Good for her. It takes a lot of courage to publicly own up to your mistakes, but the most we can ask for is that someone who may have caused damage for their beliefs takes ownership of that and sincerely works to help others join her on the other side. Simpson is doing that. In fact, she’s already invited a local news crew to watch her get the flu shot in the hopes that people who are anti-vax may be encouraged by her own shift.
I had a chance to chat with her this afternoon about her shift, and she told me how her stance on vaccinations isn’t the only shift she’s going through. She attended a conservative, Trump-supporting Baptist church before the pandemic. They closed down when the pandemic arrived and shifted services online — which is good — but they reopened in July.
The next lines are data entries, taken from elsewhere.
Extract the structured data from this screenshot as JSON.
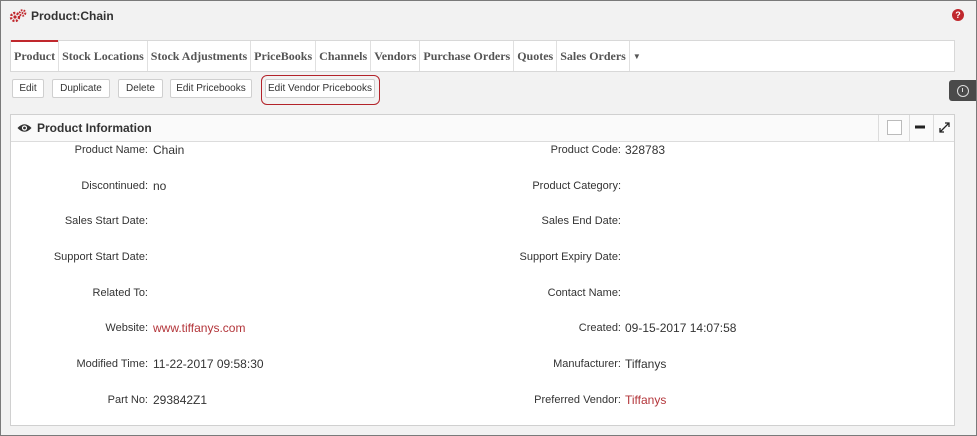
{
  "window": {
    "title": "Product:Chain",
    "help": "?"
  },
  "tabs": [
    {
      "label": "Product"
    },
    {
      "label": "Stock Locations"
    },
    {
      "label": "Stock Adjustments"
    },
    {
      "label": "PriceBooks"
    },
    {
      "label": "Channels"
    },
    {
      "label": "Vendors"
    },
    {
      "label": "Purchase Orders"
    },
    {
      "label": "Quotes"
    },
    {
      "label": "Sales Orders"
    }
  ],
  "tabs_more_icon": "caret-down-icon",
  "actions": {
    "edit": "Edit",
    "duplicate": "Duplicate",
    "delete": "Delete",
    "edit_pricebooks": "Edit Pricebooks",
    "edit_vendor_pricebooks": "Edit Vendor Pricebooks"
  },
  "panel": {
    "title": "Product Information",
    "left": [
      {
        "label": "Product Name:",
        "value": "Chain"
      },
      {
        "label": "Discontinued:",
        "value": "no"
      },
      {
        "label": "Sales Start Date:",
        "value": ""
      },
      {
        "label": "Support Start Date:",
        "value": ""
      },
      {
        "label": "Related To:",
        "value": ""
      },
      {
        "label": "Website:",
        "value": "www.tiffanys.com"
      },
      {
        "label": "Modified Time:",
        "value": "11-22-2017 09:58:30"
      },
      {
        "label": "Part No:",
        "value": "293842Z1"
      }
    ],
    "right": [
      {
        "label": "Product Code:",
        "value": "328783"
      },
      {
        "label": "Product Category:",
        "value": ""
      },
      {
        "label": "Sales End Date:",
        "value": ""
      },
      {
        "label": "Support Expiry Date:",
        "value": ""
      },
      {
        "label": "Contact Name:",
        "value": ""
      },
      {
        "label": "Created:",
        "value": "09-15-2017 14:07:58"
      },
      {
        "label": "Manufacturer:",
        "value": "Tiffanys"
      },
      {
        "label": "Preferred Vendor:",
        "value": "Tiffanys"
      }
    ]
  },
  "colors": {
    "accent": "#c0282d",
    "link": "#b3353a"
  }
}
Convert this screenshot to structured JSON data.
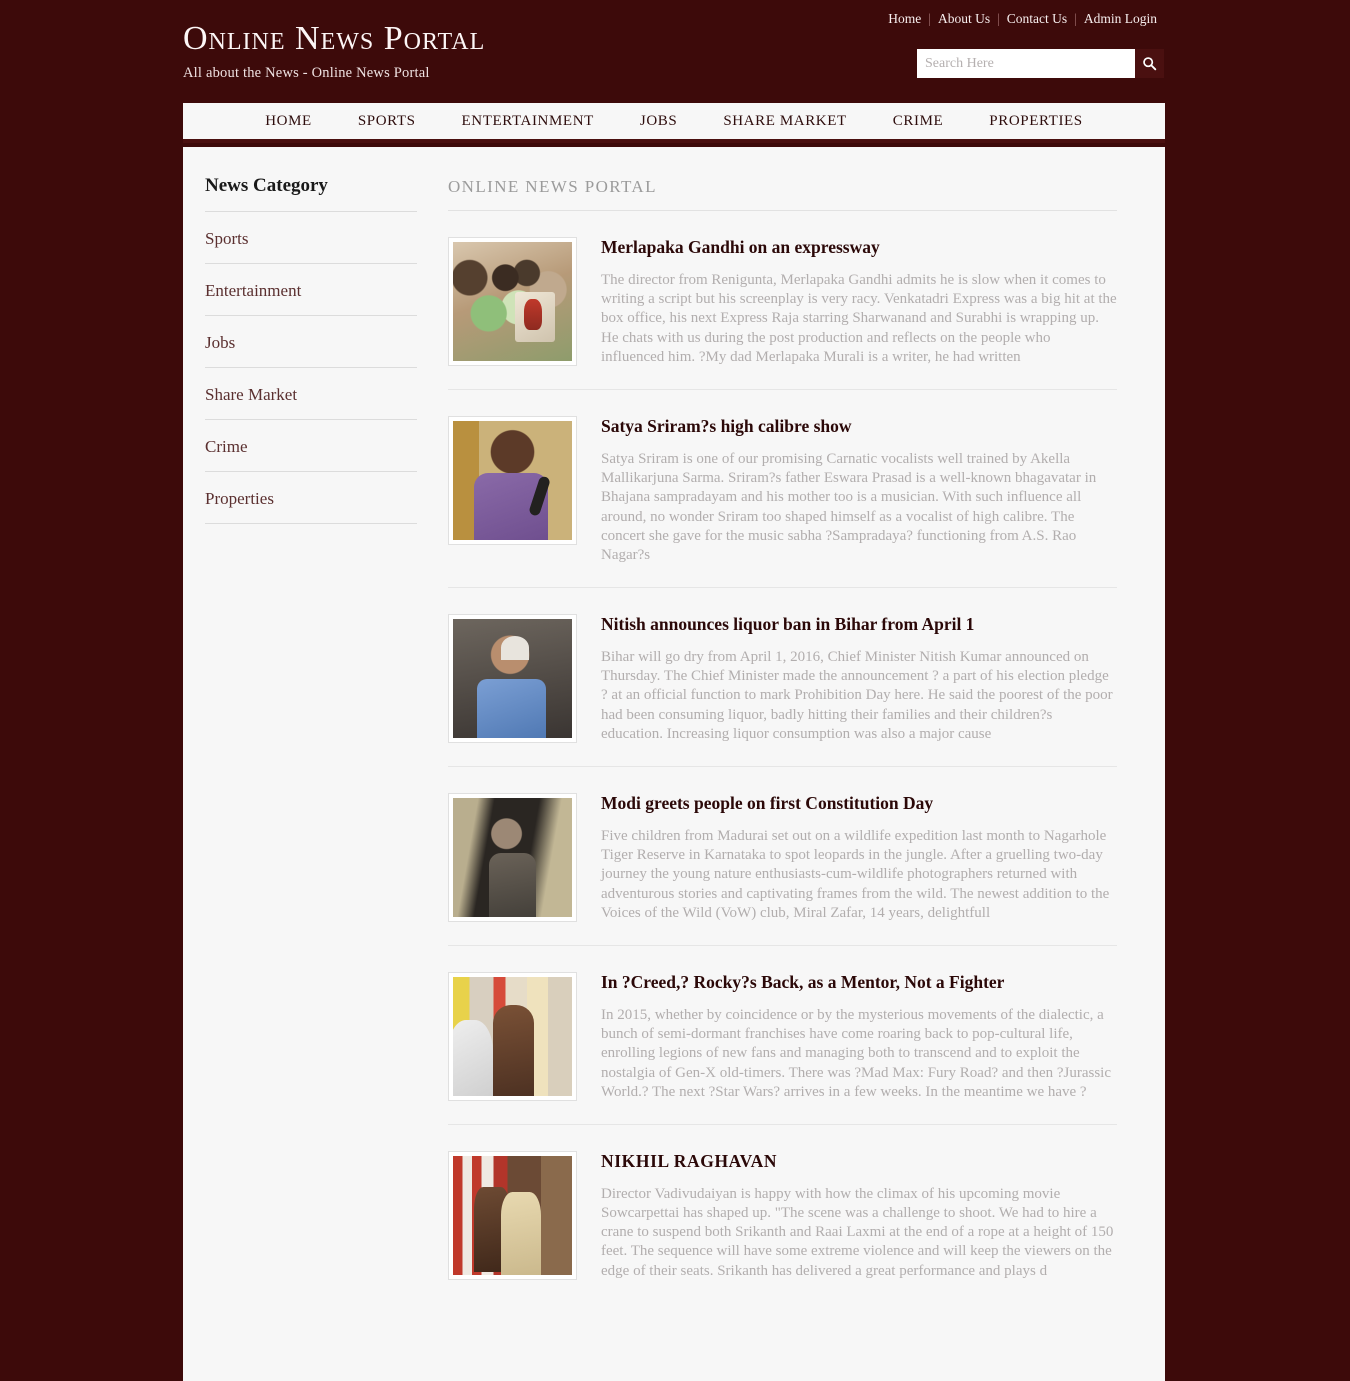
{
  "header": {
    "brand_title": "Online News Portal",
    "tagline": "All about the News - Online News Portal",
    "top_links": [
      "Home",
      "About Us",
      "Contact Us",
      "Admin Login"
    ],
    "search": {
      "placeholder": "Search Here",
      "value": "",
      "icon": "search-icon"
    }
  },
  "nav": {
    "items": [
      "HOME",
      "SPORTS",
      "ENTERTAINMENT",
      "JOBS",
      "SHARE MARKET",
      "CRIME",
      "PROPERTIES"
    ]
  },
  "sidebar": {
    "heading": "News Category",
    "items": [
      "Sports",
      "Entertainment",
      "Jobs",
      "Share Market",
      "Crime",
      "Properties"
    ]
  },
  "main": {
    "section_title": "ONLINE NEWS PORTAL",
    "articles": [
      {
        "title": "Merlapaka Gandhi on an expressway",
        "text": "The director from Renigunta, Merlapaka Gandhi admits he is slow when it comes to writing a script but his screenplay is very racy. Venkatadri Express was a big hit at the box office, his next Express Raja starring Sharwanand and Surabhi is wrapping up. He chats with us during the post production and reflects on the people who influenced him. ?My dad Merlapaka Murali is a writer, he had written",
        "thumb": "crowd-selfie-photo"
      },
      {
        "title": "Satya Sriram?s high calibre show",
        "text": "Satya Sriram is one of our promising Carnatic vocalists well trained by Akella Mallikarjuna Sarma. Sriram?s father Eswara Prasad is a well-known bhagavatar in Bhajana sampradayam and his mother too is a musician. With such influence all around, no wonder Sriram too shaped himself as a vocalist of high calibre. The concert she gave for the music sabha ?Sampradaya? functioning from A.S. Rao Nagar?s",
        "thumb": "singer-with-microphone-photo"
      },
      {
        "title": "Nitish announces liquor ban in Bihar from April 1",
        "text": "Bihar will go dry from April 1, 2016, Chief Minister Nitish Kumar announced on Thursday. The Chief Minister made the announcement ? a part of his election pledge ? at an official function to mark Prohibition Day here. He said the poorest of the poor had been consuming liquor, badly hitting their families and their children?s education. Increasing liquor consumption was also a major cause",
        "thumb": "politician-in-crowd-photo"
      },
      {
        "title": "Modi greets people on first Constitution Day",
        "text": "Five children from Madurai set out on a wildlife expedition last month to Nagarhole Tiger Reserve in Karnataka to spot leopards in the jungle. After a gruelling two-day journey the young nature enthusiasts-cum-wildlife photographers returned with adventurous stories and captivating frames from the wild. The newest addition to the Voices of the Wild (VoW) club, Miral Zafar, 14 years, delightfull",
        "thumb": "portrait-dark-photo"
      },
      {
        "title": "In ?Creed,? Rocky?s Back, as a Mentor, Not a Fighter",
        "text": "In 2015, whether by coincidence or by the mysterious movements of the dialectic, a bunch of semi-dormant franchises have come roaring back to pop-cultural life, enrolling legions of new fans and managing both to transcend and to exploit the nostalgia of Gen-X old-timers. There was ?Mad Max: Fury Road? and then ?Jurassic World.? The next ?Star Wars? arrives in a few weeks. In the meantime we have ?",
        "thumb": "boxing-gym-photo"
      },
      {
        "title": "NIKHIL RAGHAVAN",
        "text": "Director Vadivudaiyan is happy with how the climax of his upcoming movie Sowcarpettai has shaped up. \"The scene was a challenge to shoot. We had to hire a crane to suspend both Srikanth and Raai Laxmi at the end of a rope at a height of 150 feet. The sequence will have some extreme violence and will keep the viewers on the edge of their seats. Srikanth has delivered a great performance and plays d",
        "thumb": "movie-still-photo"
      }
    ]
  },
  "colors": {
    "page_background": "#3d0a0a",
    "content_background": "#f7f7f7",
    "accent_dark": "#4a1010",
    "title_text": "#2b0808",
    "body_text": "#b2aeae"
  }
}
While members of the congregation have to wear masks, Simpson has no desire to go to any kind of in-person gathering. She’s listening to the scientists when it comes to COVID. Along the way, she’s also moving away from the church’s other hardline conservative views on everything from the role of women, to abortion, to politics.
She also told me she had a message for the pro-vaccination crowd (of which she’s now a member): As eager as we may be to criticize anti-vaxxers, she believes it emboldens them. We’re doing damage to our own cause if we mock them, curse them out, threaten them, or treat them as mindless. She’s been on the receiving end of all of those kinds of comments and she knows how little it did to change her own mind.
“This is so important that it could end the pandemic,” she added. Be kind. Understand that those anti-vaxxers are often less interested in embracing conspiracy theories and more just scared for their kids. If we go into any conversations with that in mind, it could help us help them move away from the brink of danger.